One day, she ran at the pommel horse, and instead of hurling herself over with abandon as she had done so many times before, she hesitated and stopped short. She tried the parallel bars, but they too held power over her and denied her freedom. She stopped going to gymnastics. The next time she visited the pool she stared at the water for a long time. Then she stood with her back to the pool, clinging to the edge with clenched toes, peeking over her shoulder and wondering how she had ever defied gravity before. She went for a cannonball instead—a classic, a crowd-pleaser—and left the backflips to the daring. She no longer dared. It was batters-up for a round of moonball (softball played with a volleyball) and she swung and she missed, and the momentum of her swing carried her through and down to the ground and stung her knee as she landed and her teacher cried, “You’re out!” dismissing her injury and trying to usher her off the field and she screamed back, “Fuck you, you motherfucker!” She was no longer free, but she was still fierce and growing angrier every day.

Trapped between a world that claimed to want to protect her, and another that only sought to ridicule and exploit her weakness, she didn’t see any third options.
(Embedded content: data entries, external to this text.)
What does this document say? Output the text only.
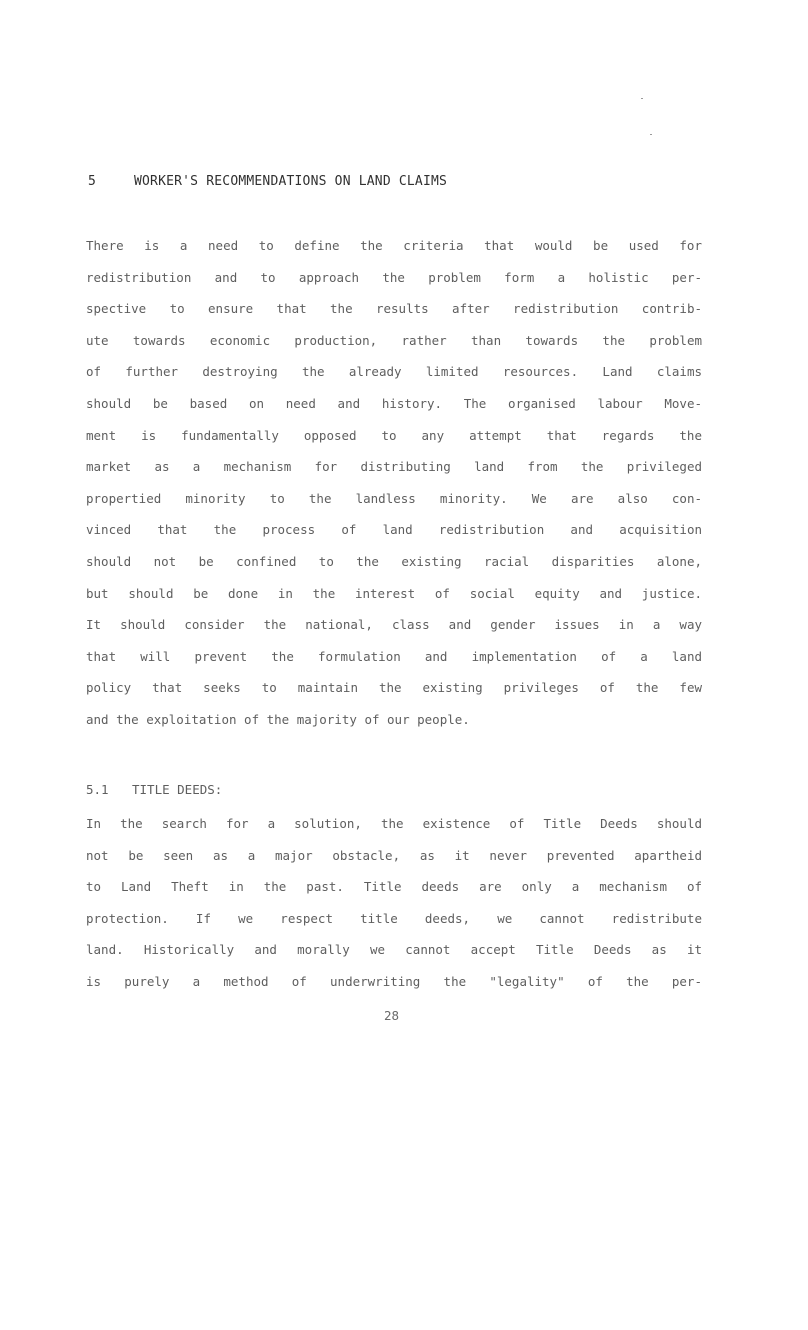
5	WORKER'S RECOMMENDATIONS ON LAND CLAIMS
There is a need to define the criteria that would be used for
redistribution and to approach the problem form a holistic per-
spective to ensure that the results after redistribution contrib-
ute towards economic production, rather than towards the problem
of further destroying the already limited resources. Land claims
should be based on need and history. The organised labour Move-
ment is fundamentally opposed to any attempt that regards the
market as a mechanism for distributing land from the privileged
propertied minority to the landless minority. We are also con-
vinced that the process of land redistribution and acquisition
should not be confined to the existing racial disparities alone,
but should be done in the interest of social equity and justice.
It should consider the national, class and gender issues in a way
that will prevent the formulation and implementation of a land
policy that seeks to maintain the existing privileges of the few
and the exploitation of the majority of our people.
5.1 TITLE DEEDS:
In the search for a solution, the existence of Title Deeds should
not be seen as a major obstacle, as it never prevented apartheid
to Land Theft in the past. Title deeds are only a mechanism of
protection. If we respect title deeds, we cannot redistribute
land. Historically and morally we cannot accept Title Deeds as it
is purely a method of underwriting the "legality" of the per-
28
She didn’t see a way out. As if she was stuck forever on the windowsill in the crawlspace behind the shed, but could no longer make it to the roof. And if she could climb up that high, where would she go from there? That roof was but an island, isolated, cut-off, sans issue. She would be above it all, but she would also be alone. She was afraid of being alone, like she was now afraid of so many other things. The princesses and mermaids and fairies no longer kept her company. There was no more magic, none that she could see. And so she opened the door to that world of adult things that she found so strange and confusing. Surely the answers must be there, she thought. Surely there was a place for her there, a place with the promise of freedom, a place that would understand her fierceness and anger and let her become fearless once again.

She lost herself there for many years, many formidable years, still a child playing at being an adult. So much so that she didn’t notice when the time came that she had actually become an adult, still with the mind and temperament of that fierce and angry child. An adult who hadn’t allowed herself to feel things deeply since that day she opened the door to escape a world she didn’t understand. It was the price of freedom in a world with no magic. You could be free, or you could feel. You couldn’t do both. Because when you are so angry, feeling is agony. Feeling is torture. Angry is alone and isolated, on an island sans issue. Angry is trapped between two worlds, fighting them both and losing every time. Angry is oblivious to the fact that it is both shield and weapon, protecting us while it slowly kills us. Angry cannot find understanding or rise above because it is blinded and desperate. Desperately seeking a way out, but still clinging to its own survival. Blinded to the fact that the magic is still there, just waiting to be recognized, waiting to be put back into play, capable of making the pain go away. With magic we can be free and feel deeply, we don’t have to choose. We aren’t caught between two worlds, but have infinite options at our fingertips. With magic we can create bridges and tunnels and roads so that we are no longer isolated, no longer alone. Magic is all around us if we can lay down the burden of our anger to let love in, feel it deeply and be free.